Les étoiles brillerons dimanche est votre 1er roman, pouvez-vous vous présenter ?

J’ai 34 ans, je suis enseignant en mathématiques dans un lycée professionnel et j’écris depuis une dizaine d’années. Avant ce premier roman, j’avais écrit des nouvelles et de la poésie. D’ailleurs, j’ai rencontré mon éditeur en 2009 lors du prix Arthur Rimbaud. Côté sport, j’ai commencé le vélo il y a vingt et un an et j’ai pratiqué la compétition à un niveau régional. Je suis issu d’une famille de cycliste, il y a pas mal de points communs entre Loïc Benoit et moi.
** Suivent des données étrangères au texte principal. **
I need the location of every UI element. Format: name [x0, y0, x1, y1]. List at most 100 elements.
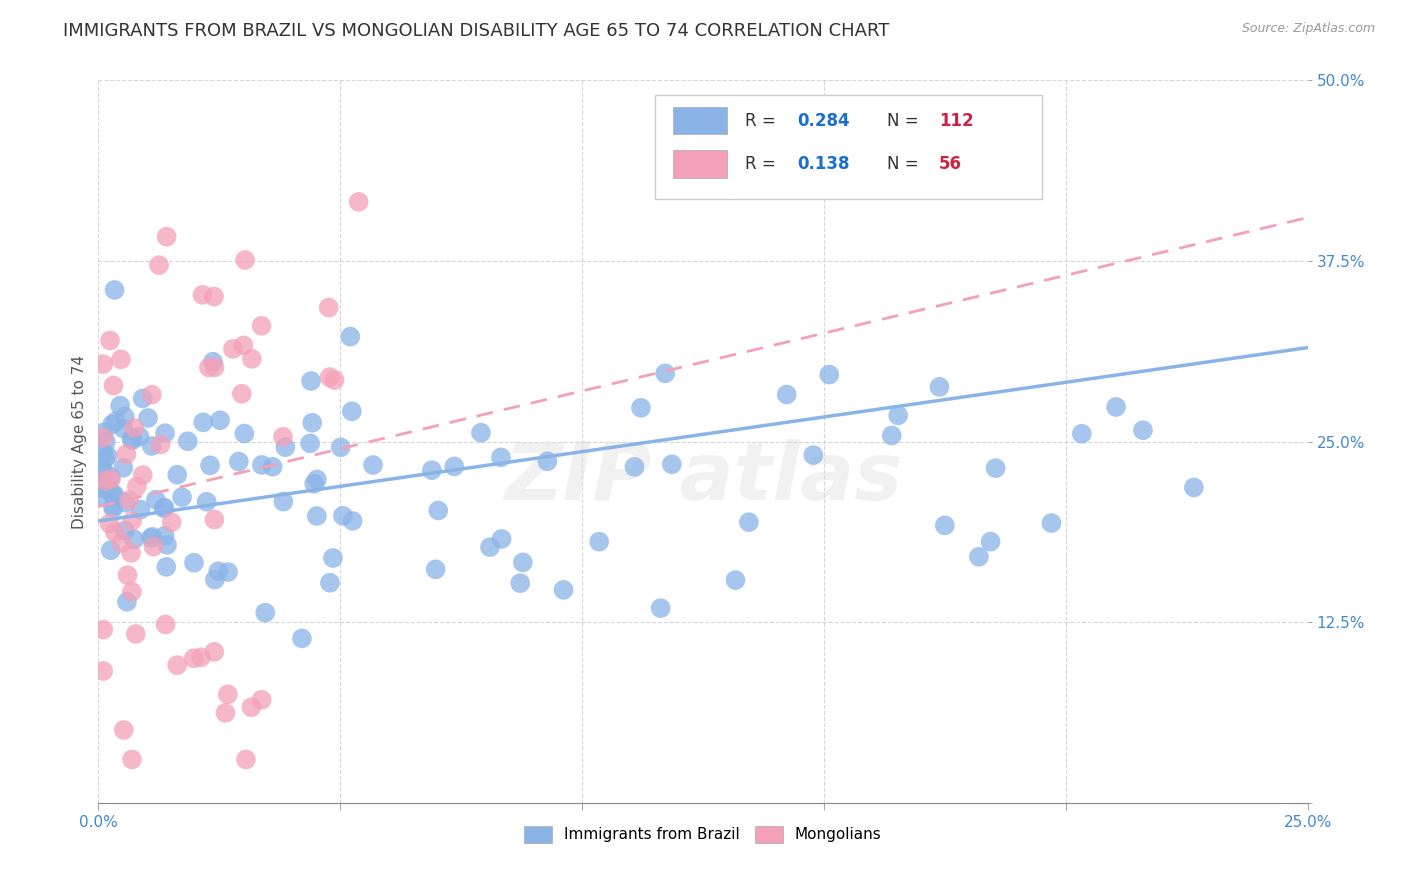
Point: [233, 252, 256, 267]
Text: 0.284: 0.284: [797, 112, 851, 129]
Text: Source: ZipAtlas.com: Source: ZipAtlas.com: [1241, 22, 1375, 36]
Point: [121, 432, 143, 446]
Point: [101, 488, 124, 502]
Point: [801, 448, 824, 462]
Point: [121, 584, 143, 599]
Point: [103, 378, 125, 392]
Point: [141, 439, 163, 453]
Point: [91, 623, 114, 637]
Point: [250, 692, 273, 706]
Point: [240, 351, 263, 366]
Point: [115, 447, 138, 461]
Point: [121, 752, 143, 766]
Point: [91, 463, 114, 477]
Point: [195, 495, 218, 509]
Point: [152, 500, 174, 515]
Point: [1182, 481, 1205, 495]
Point: [136, 411, 159, 425]
FancyBboxPatch shape: [673, 151, 727, 178]
Point: [738, 515, 761, 529]
Point: [201, 355, 224, 369]
Point: [322, 551, 344, 566]
Point: [166, 467, 188, 482]
Point: [217, 565, 239, 579]
Point: [91, 431, 114, 445]
Point: [100, 543, 122, 558]
Point: [112, 422, 135, 436]
Point: [97, 449, 120, 463]
Point: [420, 463, 443, 477]
Point: [120, 546, 142, 560]
Point: [110, 352, 132, 367]
Point: [153, 426, 176, 441]
Point: [98, 483, 121, 497]
Point: [204, 513, 226, 527]
Point: [776, 387, 799, 401]
Point: [155, 617, 177, 632]
Point: [98, 516, 121, 531]
Point: [339, 329, 361, 343]
Point: [125, 627, 148, 641]
Point: [934, 518, 956, 533]
Point: [149, 437, 172, 451]
Point: [190, 650, 212, 665]
Point: [262, 459, 284, 474]
Point: [114, 496, 136, 510]
Point: [122, 533, 145, 547]
Point: [155, 560, 177, 574]
Point: [100, 472, 122, 486]
Point: [160, 515, 183, 529]
Text: R =: R =: [745, 112, 782, 129]
Point: [101, 417, 124, 432]
Point: [240, 700, 263, 714]
Point: [329, 440, 352, 454]
Point: [170, 490, 193, 504]
Point: [233, 426, 256, 441]
Point: [110, 536, 132, 550]
Point: [108, 399, 131, 413]
Point: [553, 582, 575, 597]
Point: [207, 564, 229, 578]
Point: [274, 440, 297, 454]
Point: [342, 514, 364, 528]
Point: [250, 458, 273, 472]
Point: [967, 549, 990, 564]
Point: [91, 482, 114, 496]
Point: [202, 289, 225, 303]
Point: [121, 433, 143, 447]
Point: [91, 425, 114, 440]
Point: [340, 404, 363, 418]
Point: [129, 502, 152, 516]
Point: [273, 494, 295, 508]
Point: [153, 500, 176, 515]
Point: [443, 459, 465, 474]
Point: [100, 470, 122, 484]
Point: [254, 606, 277, 620]
Point: [984, 461, 1007, 475]
Point: [166, 658, 188, 673]
Point: [117, 568, 139, 582]
Point: [191, 288, 214, 302]
Point: [217, 687, 239, 701]
Point: [478, 540, 501, 554]
Text: N =: N =: [887, 155, 924, 173]
Point: [132, 468, 155, 483]
Point: [156, 229, 179, 244]
Point: [301, 416, 323, 430]
Point: [427, 503, 450, 517]
Point: [118, 493, 141, 508]
Point: [112, 460, 135, 475]
Point: [302, 476, 325, 491]
Point: [142, 540, 165, 554]
Point: [623, 459, 645, 474]
Point: [103, 487, 125, 501]
Point: [91, 357, 114, 371]
Point: [193, 415, 215, 429]
Text: R =: R =: [745, 155, 786, 173]
Point: [114, 524, 136, 538]
Point: [139, 531, 162, 545]
FancyBboxPatch shape: [655, 95, 1042, 200]
Point: [928, 380, 950, 394]
Point: [125, 479, 148, 493]
Point: [198, 458, 221, 473]
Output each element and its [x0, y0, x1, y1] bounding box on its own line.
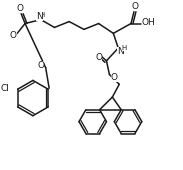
Text: O: O [37, 61, 44, 70]
Text: O: O [131, 2, 138, 11]
Text: H: H [39, 12, 44, 18]
Text: O: O [17, 4, 24, 13]
Text: N: N [117, 47, 124, 56]
Text: O: O [95, 53, 102, 62]
Text: Cl: Cl [1, 84, 10, 93]
Text: N: N [36, 12, 43, 21]
Text: O: O [111, 73, 118, 82]
Text: OH: OH [142, 18, 156, 27]
Text: O: O [10, 31, 17, 40]
Text: H: H [122, 45, 127, 51]
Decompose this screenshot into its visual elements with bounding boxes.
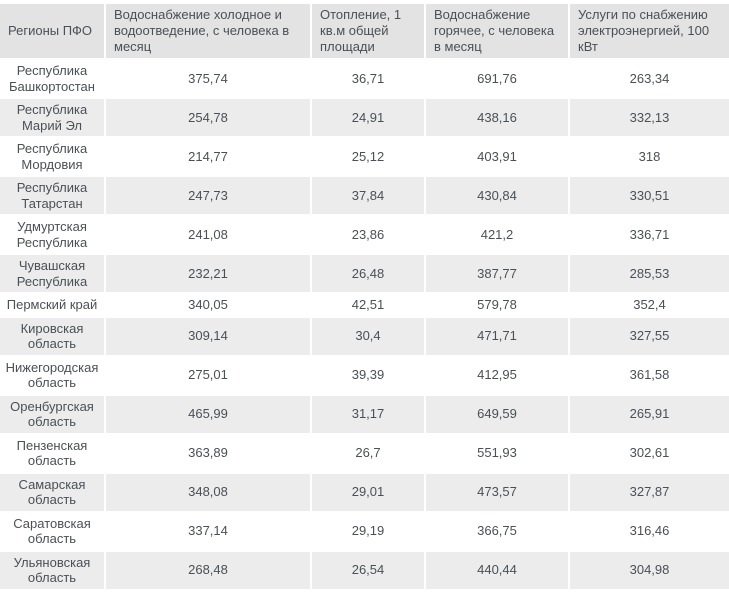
value-cell-electricity: 304,98 [570,551,729,589]
table-row: Пензенская область 363,89 26,7 551,93 30… [0,434,729,472]
column-header-heating: Отопление, 1 кв.м общей площади [312,4,424,58]
value-cell-electricity: 361,58 [570,356,729,394]
value-cell-heating: 24,91 [312,99,424,136]
region-cell: Кировская область [0,317,104,355]
region-cell: Чувашская Республика [0,255,104,292]
table-row: Пермский край 340,05 42,51 579,78 352,4 [0,294,729,316]
value-cell-cold-water: 268,48 [106,551,310,589]
region-cell: Пензенская область [0,434,104,472]
value-cell-cold-water: 254,78 [106,99,310,136]
table-header: Регионы ПФО Водоснабжение холодное и вод… [0,4,729,58]
value-cell-heating: 26,54 [312,551,424,589]
value-cell-heating: 29,19 [312,512,424,550]
value-cell-electricity: 332,13 [570,99,729,136]
table-body: Республика Башкортостан 375,74 36,71 691… [0,60,729,589]
value-cell-hot-water: 579,78 [426,294,568,316]
value-cell-electricity: 330,51 [570,177,729,214]
value-cell-cold-water: 465,99 [106,395,310,433]
value-cell-cold-water: 275,01 [106,356,310,394]
value-cell-heating: 36,71 [312,60,424,97]
value-cell-cold-water: 309,14 [106,317,310,355]
value-cell-hot-water: 551,93 [426,434,568,472]
table-row: Ульяновская область 268,48 26,54 440,44 … [0,551,729,589]
table-row: Республика Башкортостан 375,74 36,71 691… [0,60,729,97]
value-cell-cold-water: 232,21 [106,255,310,292]
value-cell-hot-water: 387,77 [426,255,568,292]
value-cell-electricity: 263,34 [570,60,729,97]
value-cell-hot-water: 412,95 [426,356,568,394]
header-row: Регионы ПФО Водоснабжение холодное и вод… [0,4,729,58]
value-cell-electricity: 327,55 [570,317,729,355]
value-cell-electricity: 318 [570,138,729,175]
region-cell: Республика Татарстан [0,177,104,214]
value-cell-cold-water: 247,73 [106,177,310,214]
value-cell-heating: 26,7 [312,434,424,472]
region-cell: Самарская область [0,473,104,511]
value-cell-electricity: 316,46 [570,512,729,550]
table-row: Самарская область 348,08 29,01 473,57 32… [0,473,729,511]
tariff-table: Регионы ПФО Водоснабжение холодное и вод… [0,2,729,591]
value-cell-heating: 25,12 [312,138,424,175]
column-header-electricity: Услуги по снабжению электроэнергией, 100… [570,4,729,58]
value-cell-hot-water: 403,91 [426,138,568,175]
value-cell-hot-water: 691,76 [426,60,568,97]
value-cell-hot-water: 366,75 [426,512,568,550]
table-row: Оренбургская область 465,99 31,17 649,59… [0,395,729,433]
value-cell-cold-water: 348,08 [106,473,310,511]
value-cell-electricity: 352,4 [570,294,729,316]
region-cell: Нижегородская область [0,356,104,394]
region-cell: Республика Мордовия [0,138,104,175]
value-cell-cold-water: 241,08 [106,216,310,253]
region-cell: Республика Башкортостан [0,60,104,97]
value-cell-hot-water: 430,84 [426,177,568,214]
region-cell: Пермский край [0,294,104,316]
value-cell-heating: 37,84 [312,177,424,214]
value-cell-heating: 42,51 [312,294,424,316]
region-cell: Оренбургская область [0,395,104,433]
value-cell-cold-water: 340,05 [106,294,310,316]
value-cell-heating: 31,17 [312,395,424,433]
value-cell-cold-water: 375,74 [106,60,310,97]
table-row: Чувашская Республика 232,21 26,48 387,77… [0,255,729,292]
table-row: Нижегородская область 275,01 39,39 412,9… [0,356,729,394]
region-cell: Саратовская область [0,512,104,550]
region-cell: Ульяновская область [0,551,104,589]
column-header-cold-water: Водоснабжение холодное и водоотведение, … [106,4,310,58]
tariff-table-container: Регионы ПФО Водоснабжение холодное и вод… [0,2,729,591]
value-cell-cold-water: 214,77 [106,138,310,175]
value-cell-electricity: 327,87 [570,473,729,511]
value-cell-hot-water: 440,44 [426,551,568,589]
table-row: Республика Татарстан 247,73 37,84 430,84… [0,177,729,214]
value-cell-cold-water: 363,89 [106,434,310,472]
value-cell-heating: 23,86 [312,216,424,253]
column-header-region: Регионы ПФО [0,4,104,58]
value-cell-hot-water: 438,16 [426,99,568,136]
value-cell-electricity: 336,71 [570,216,729,253]
value-cell-hot-water: 471,71 [426,317,568,355]
table-row: Саратовская область 337,14 29,19 366,75 … [0,512,729,550]
value-cell-hot-water: 421,2 [426,216,568,253]
value-cell-heating: 26,48 [312,255,424,292]
table-row: Республика Мордовия 214,77 25,12 403,91 … [0,138,729,175]
value-cell-hot-water: 473,57 [426,473,568,511]
value-cell-hot-water: 649,59 [426,395,568,433]
value-cell-electricity: 285,53 [570,255,729,292]
table-row: Удмуртская Республика 241,08 23,86 421,2… [0,216,729,253]
table-row: Кировская область 309,14 30,4 471,71 327… [0,317,729,355]
value-cell-heating: 29,01 [312,473,424,511]
value-cell-cold-water: 337,14 [106,512,310,550]
value-cell-heating: 30,4 [312,317,424,355]
table-row: Республика Марий Эл 254,78 24,91 438,16 … [0,99,729,136]
region-cell: Республика Марий Эл [0,99,104,136]
value-cell-electricity: 265,91 [570,395,729,433]
region-cell: Удмуртская Республика [0,216,104,253]
column-header-hot-water: Водоснабжение горячее, с человека в меся… [426,4,568,58]
value-cell-heating: 39,39 [312,356,424,394]
value-cell-electricity: 302,61 [570,434,729,472]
Comment est venue cette idée de roman ?

Dans le cadre d’un prix littéraire du Crous, j’avais écrit une nouvelle sur le cyclisme. Lors de notre rencontre, mon éditeur m’avait conseillé de poursuivre dans cette voie. A cette époque, je n’étais pas prêt à écrire sur le vélo. Je mettais l’image du cyclisme loin de moi pour ne pas être lié à l’image péjorative et entachée qu’elle véhicule. Après plusieurs années, cet éditeur m’a offert le livre Body de Harry Crews (Gallimard), sur le monde du culturisme. En le lisant, je me suis dit que je pouvais faire la même chose sur le vélo. Parler des petites courses, pas des champions.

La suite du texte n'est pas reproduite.